Was it something you thought you’d ever see in your lifetime?

 

“No, I didn’t. I couldn’t have possibly foreseen this, even a year ago. Although negotiations were going on, they were highly secret as you know, and when the announcement was made on the 17th of December last, both by [Cuban] President [Raul] Castro and by [U.S. President Barack] Obama, it was an incredible surprise and shock. It’s been quite difficult to adapt to the rapidly changing economic and political environment, but I think we are adapting and I’m speaking as a broadcaster now rather than a consumer in the street sort of thing. We’re beginning to think of the States in a slightly different way.”

 

In a more positive way?

 

“Yes, in a more positive way, welcoming the visits of delegations of American businessmen and especially culturally. Of course, we’re still horribly mindful in Cuba of gun violence in the United States and the ongoing weekly litanies and certainly Cubans don’t want that in Cuba.”

 

What do you see as the greatest challenges facing Cuba as a nation?
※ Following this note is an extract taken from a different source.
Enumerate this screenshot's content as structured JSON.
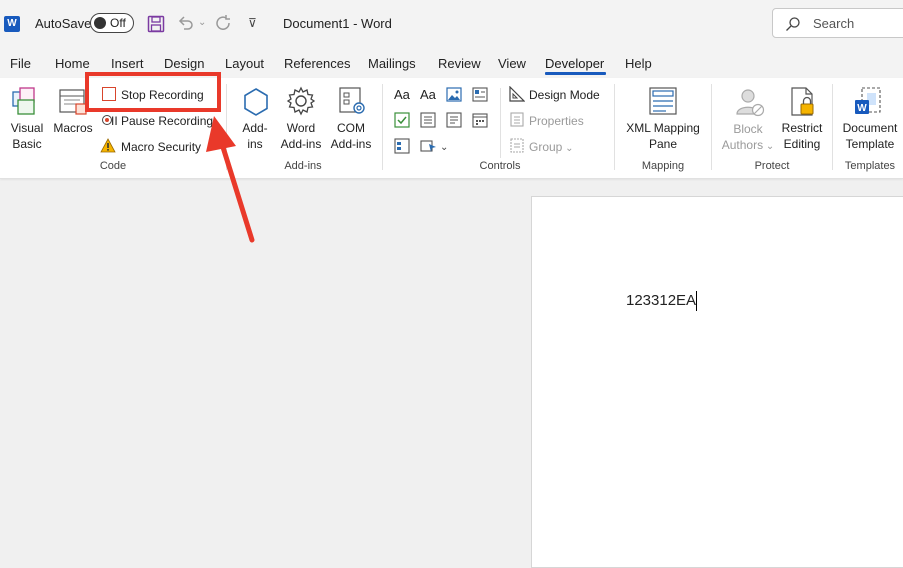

And do you see the improving relationship with America as a way of helping meet some of those challenges?

 

“Speaking as a Canadian and to some extent recognizing the depth of penetration of American culture in Canada and then stepping back from that and looking at the Cuban situation, I think it’s different. We don’t have a border, we have the Florida straits. We have the ocean between us and the United States. But we’re very close. And I think the basic question is always going to be that of Cuban nationhood, Cuba has its own history, very well-defined history, long, long fight against colonialism, both European and North American and a sense that, after the revolution and with Fidel and then Raul, for all the problems, Cuba is a nation, a nation-state, and it can do its own thing. And I think it’s the preservation of that ability to make your own decisions and live your own history is going to be the major challenge in the years to come.”

 

The riddle of Cuban history seems to have always been the challenge of being masters in their own house.

 

“Yes, I think that’s the case. Cuban culture is unbelievably rich. Cuba is a mine of musicians and the poets, writers; the graphic arts are very strong here. Good, good filmmakers. All of this is part and parcel of Cuban nationhood and it’s the development, I think, behind the government’s embracing of the thaw is the thought that there will probably be more money for Cuban culture.”

 

Given your particular perspective, what would you say to a Canadian audience that may worry the thawing relations between America and Cuba, that some of that essential Cubanness, that Cuban character that Canadians have come to love may go away, may disappear?

 

“I think it’s a real threat. I think there’s some substance to it and it’s not just, you know, a fiction or a fantasy but the relationships between Canadians and Cubans go back an awful long away and there had very high moments with the friendship between Pierre Trudeau and Fidel Castro, so there is a tremendous warmth and welcome for…Canadians especially in Cuba and Canadians are the Number One source of tourism at the moment and that could continue for quite a while.”

 

In talking with you, I can tell you have great affection for this country and its people. What are your hopes for this nation moving forward?

 

“I’m taking life one day at a time in Cuba. It’s a wonderful, tropical, voluptuous country and I don’t want…I’m not a young man…and whatever time I have left I don’t want to rush it so I’m hoping that things can stay much the same in Cuba in many, many ways. If we can alleviate suffering where it exists, let’s do so. And poverty where it exists, let’s do so. By all means. But the joy that pervades Cuban society, the love and friendship that’s part and parcel of daily life here, let’s take that one day at a time.”